How to create a frequency list of every word in a file?

Solution 1:

Not sed and grep, but tr, sort, uniq, and awk:

% (tr ' ' '\n' | sort | uniq -c | awk '{print $2"@"$1}') <<EOF
This is a file with many words.
Some of the words appear more than once.
Some of the words only appear one time.
EOF

a@1
appear@2
file@1
is@1
many@1
more@1
of@2
once.@1
one@1
only@1
Some@2
than@1
the@2
This@1
time.@1
with@1
words@2
words.@1

In most cases you also want to remove numbers and punctuation, convert everything to lowercase (otherwise "THE", "The" and "the" are counted separately) and suppress an entry for a zero length word.
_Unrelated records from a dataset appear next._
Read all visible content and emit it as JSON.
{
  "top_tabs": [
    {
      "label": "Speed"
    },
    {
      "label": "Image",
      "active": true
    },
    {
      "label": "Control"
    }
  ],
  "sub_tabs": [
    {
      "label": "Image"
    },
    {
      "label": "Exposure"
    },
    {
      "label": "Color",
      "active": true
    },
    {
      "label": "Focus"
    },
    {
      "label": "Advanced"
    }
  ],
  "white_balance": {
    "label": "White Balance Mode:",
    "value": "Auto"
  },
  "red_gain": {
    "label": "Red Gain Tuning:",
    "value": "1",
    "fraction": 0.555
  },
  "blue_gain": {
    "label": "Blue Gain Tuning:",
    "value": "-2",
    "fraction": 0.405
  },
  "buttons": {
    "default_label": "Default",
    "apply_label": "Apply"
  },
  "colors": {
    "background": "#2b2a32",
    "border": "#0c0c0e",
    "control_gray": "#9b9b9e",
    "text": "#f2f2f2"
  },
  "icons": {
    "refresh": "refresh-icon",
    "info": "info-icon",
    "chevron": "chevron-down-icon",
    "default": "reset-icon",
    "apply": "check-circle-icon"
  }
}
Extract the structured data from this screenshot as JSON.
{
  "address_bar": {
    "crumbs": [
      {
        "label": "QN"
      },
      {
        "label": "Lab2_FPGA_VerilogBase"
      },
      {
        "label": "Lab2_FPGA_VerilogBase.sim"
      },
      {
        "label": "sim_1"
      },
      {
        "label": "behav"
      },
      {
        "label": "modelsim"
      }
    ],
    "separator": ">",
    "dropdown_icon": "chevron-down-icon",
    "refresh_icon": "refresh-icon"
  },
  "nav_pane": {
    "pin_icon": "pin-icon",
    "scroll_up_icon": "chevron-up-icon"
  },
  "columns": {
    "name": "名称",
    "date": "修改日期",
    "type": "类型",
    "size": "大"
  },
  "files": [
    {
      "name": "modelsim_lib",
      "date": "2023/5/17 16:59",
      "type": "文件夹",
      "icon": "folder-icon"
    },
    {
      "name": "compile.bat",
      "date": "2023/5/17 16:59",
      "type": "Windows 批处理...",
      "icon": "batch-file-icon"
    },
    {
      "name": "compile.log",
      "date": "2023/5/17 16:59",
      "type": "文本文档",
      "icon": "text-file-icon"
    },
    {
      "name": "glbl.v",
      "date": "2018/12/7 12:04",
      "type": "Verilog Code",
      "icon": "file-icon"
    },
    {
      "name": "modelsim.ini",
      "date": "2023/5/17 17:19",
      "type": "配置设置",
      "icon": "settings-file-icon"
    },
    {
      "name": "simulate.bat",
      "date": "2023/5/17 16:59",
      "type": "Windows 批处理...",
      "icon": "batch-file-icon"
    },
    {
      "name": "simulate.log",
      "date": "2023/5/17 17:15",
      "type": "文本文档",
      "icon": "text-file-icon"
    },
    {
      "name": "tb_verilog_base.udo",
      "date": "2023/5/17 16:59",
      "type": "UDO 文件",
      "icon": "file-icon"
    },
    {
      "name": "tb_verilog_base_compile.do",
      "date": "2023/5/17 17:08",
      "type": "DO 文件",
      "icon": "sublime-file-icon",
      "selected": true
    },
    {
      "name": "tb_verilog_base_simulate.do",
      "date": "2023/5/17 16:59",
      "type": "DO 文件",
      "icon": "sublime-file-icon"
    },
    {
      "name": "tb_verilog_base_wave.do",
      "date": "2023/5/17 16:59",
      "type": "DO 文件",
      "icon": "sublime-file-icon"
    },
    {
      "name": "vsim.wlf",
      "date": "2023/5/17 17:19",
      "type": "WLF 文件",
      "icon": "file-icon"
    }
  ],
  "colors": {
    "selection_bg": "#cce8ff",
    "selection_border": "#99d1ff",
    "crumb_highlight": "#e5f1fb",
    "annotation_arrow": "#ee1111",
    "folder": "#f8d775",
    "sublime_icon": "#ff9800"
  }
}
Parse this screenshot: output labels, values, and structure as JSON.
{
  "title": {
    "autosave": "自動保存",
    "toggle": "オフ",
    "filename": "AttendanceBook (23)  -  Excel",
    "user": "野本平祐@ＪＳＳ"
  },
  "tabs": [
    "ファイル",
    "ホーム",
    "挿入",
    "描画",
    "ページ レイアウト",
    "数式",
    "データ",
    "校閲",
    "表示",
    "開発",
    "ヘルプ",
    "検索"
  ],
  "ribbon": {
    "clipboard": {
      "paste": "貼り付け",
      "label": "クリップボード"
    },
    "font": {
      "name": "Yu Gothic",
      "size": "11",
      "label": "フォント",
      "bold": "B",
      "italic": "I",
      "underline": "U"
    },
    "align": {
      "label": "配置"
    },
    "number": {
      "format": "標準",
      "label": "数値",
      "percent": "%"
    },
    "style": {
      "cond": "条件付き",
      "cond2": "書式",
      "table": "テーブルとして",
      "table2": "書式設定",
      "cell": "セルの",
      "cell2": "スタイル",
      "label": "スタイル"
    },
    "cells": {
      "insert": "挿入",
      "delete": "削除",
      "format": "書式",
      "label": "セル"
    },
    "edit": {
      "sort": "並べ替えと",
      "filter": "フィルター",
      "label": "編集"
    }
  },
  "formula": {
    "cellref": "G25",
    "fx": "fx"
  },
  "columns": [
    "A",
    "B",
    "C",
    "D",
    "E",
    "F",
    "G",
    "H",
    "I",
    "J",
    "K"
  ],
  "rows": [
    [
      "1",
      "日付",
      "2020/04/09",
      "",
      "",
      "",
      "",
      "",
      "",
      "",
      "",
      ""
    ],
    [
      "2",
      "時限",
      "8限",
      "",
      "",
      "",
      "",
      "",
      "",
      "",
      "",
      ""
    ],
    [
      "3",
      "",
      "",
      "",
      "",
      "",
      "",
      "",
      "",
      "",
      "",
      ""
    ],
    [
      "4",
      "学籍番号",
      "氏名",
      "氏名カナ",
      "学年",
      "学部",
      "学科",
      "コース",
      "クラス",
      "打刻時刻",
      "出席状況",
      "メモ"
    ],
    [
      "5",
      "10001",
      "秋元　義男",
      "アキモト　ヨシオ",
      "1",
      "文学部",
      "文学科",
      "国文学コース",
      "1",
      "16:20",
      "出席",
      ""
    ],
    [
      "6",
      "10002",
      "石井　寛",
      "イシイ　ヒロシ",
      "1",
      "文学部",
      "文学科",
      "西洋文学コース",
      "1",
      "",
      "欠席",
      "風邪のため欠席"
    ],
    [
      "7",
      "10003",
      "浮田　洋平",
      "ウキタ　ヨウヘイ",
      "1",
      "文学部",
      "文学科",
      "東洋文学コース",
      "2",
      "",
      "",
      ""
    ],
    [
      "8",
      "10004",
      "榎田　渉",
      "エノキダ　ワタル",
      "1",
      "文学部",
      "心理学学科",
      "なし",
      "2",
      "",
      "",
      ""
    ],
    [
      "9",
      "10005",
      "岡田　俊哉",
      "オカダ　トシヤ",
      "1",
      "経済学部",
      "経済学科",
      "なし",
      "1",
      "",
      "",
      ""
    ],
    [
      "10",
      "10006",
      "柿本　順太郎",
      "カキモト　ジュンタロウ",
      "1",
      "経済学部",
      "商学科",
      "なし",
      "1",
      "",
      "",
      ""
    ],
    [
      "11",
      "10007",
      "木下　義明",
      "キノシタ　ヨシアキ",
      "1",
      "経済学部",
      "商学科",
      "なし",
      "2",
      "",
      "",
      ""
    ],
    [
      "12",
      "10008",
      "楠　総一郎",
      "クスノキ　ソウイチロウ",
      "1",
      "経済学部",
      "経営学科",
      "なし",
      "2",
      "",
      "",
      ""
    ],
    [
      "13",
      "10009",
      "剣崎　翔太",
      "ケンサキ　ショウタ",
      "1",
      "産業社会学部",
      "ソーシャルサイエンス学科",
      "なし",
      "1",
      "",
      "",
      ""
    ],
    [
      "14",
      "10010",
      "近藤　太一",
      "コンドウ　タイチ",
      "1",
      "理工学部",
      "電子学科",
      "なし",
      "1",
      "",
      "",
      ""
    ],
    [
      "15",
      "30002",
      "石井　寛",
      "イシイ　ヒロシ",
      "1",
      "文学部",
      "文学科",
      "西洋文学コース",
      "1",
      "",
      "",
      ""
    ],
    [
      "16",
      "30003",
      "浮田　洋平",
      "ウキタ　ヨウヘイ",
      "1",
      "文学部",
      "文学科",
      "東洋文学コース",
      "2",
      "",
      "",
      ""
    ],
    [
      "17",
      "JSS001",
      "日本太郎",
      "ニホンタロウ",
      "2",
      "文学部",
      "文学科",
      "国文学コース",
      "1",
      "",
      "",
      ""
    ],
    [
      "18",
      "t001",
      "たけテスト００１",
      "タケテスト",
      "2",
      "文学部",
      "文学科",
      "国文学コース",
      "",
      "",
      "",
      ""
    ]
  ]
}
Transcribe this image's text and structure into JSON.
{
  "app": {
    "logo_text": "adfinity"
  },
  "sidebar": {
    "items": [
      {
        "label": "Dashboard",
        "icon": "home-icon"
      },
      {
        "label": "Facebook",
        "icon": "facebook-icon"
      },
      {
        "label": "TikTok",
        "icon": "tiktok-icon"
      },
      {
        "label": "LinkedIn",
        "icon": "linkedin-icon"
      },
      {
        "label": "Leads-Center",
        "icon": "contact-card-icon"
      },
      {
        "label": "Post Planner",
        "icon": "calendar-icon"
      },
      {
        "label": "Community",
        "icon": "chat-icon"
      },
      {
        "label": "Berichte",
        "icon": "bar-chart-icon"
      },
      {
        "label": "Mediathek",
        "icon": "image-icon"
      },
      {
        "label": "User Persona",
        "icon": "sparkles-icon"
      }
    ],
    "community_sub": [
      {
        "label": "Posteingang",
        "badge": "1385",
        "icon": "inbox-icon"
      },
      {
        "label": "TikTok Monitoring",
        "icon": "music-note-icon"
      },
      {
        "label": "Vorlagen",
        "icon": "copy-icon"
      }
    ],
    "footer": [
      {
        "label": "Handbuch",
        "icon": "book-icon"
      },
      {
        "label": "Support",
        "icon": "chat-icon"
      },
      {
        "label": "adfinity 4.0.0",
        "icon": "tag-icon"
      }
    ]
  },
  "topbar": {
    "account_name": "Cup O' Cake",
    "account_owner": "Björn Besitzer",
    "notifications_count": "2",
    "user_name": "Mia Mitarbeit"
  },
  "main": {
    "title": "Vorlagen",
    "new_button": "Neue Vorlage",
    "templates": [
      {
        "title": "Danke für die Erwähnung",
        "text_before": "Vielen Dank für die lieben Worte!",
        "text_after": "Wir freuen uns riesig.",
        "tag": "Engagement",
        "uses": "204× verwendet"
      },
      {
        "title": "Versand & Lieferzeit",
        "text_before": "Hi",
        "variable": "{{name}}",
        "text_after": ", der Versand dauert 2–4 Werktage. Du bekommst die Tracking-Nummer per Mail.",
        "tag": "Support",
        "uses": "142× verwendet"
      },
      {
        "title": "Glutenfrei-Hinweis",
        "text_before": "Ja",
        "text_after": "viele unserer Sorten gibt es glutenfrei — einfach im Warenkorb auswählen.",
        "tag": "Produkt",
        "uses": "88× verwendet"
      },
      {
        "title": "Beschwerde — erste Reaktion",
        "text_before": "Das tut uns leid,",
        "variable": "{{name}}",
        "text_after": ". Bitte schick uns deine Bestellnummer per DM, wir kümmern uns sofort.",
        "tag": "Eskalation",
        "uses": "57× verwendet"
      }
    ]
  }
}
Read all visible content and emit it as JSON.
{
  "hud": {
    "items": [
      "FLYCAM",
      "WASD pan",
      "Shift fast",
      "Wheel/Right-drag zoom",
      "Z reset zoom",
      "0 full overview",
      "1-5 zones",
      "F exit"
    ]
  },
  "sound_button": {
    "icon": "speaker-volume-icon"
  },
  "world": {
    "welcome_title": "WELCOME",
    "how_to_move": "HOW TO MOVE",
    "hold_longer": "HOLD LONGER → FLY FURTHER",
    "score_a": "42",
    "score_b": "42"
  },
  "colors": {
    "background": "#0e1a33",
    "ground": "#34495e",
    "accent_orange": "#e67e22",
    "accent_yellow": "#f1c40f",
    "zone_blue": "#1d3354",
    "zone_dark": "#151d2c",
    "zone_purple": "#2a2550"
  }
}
For ASCII text you can do all these with this modified command:

sed -e  's/[^A-Za-z]/ /g' text.txt | tr 'A-Z' 'a-z' | tr ' ' '\n' | grep -v '^$'| sort | uniq -c | sort -rn

Solution 2:

uniq -c already does what you want, just sort the input:

echo 'a s d s d a s d s a a d d s a s d d s a' | tr ' ' '\n' | sort | uniq -c

output:

  6 a
  7 d
  7 s

Solution 3:

You can use tr for this, just run

tr ' ' '\12' <NAME_OF_FILE| sort | uniq -c | sort -nr > result.txt

Sample Output for a text file of city names:

3026 Toronto
2006 Montréal
1117 Edmonton
1048 Calgary
905 Ottawa
724 Winnipeg
673 Vancouver
495 Brampton
489 Mississauga
482 London
467 Hamilton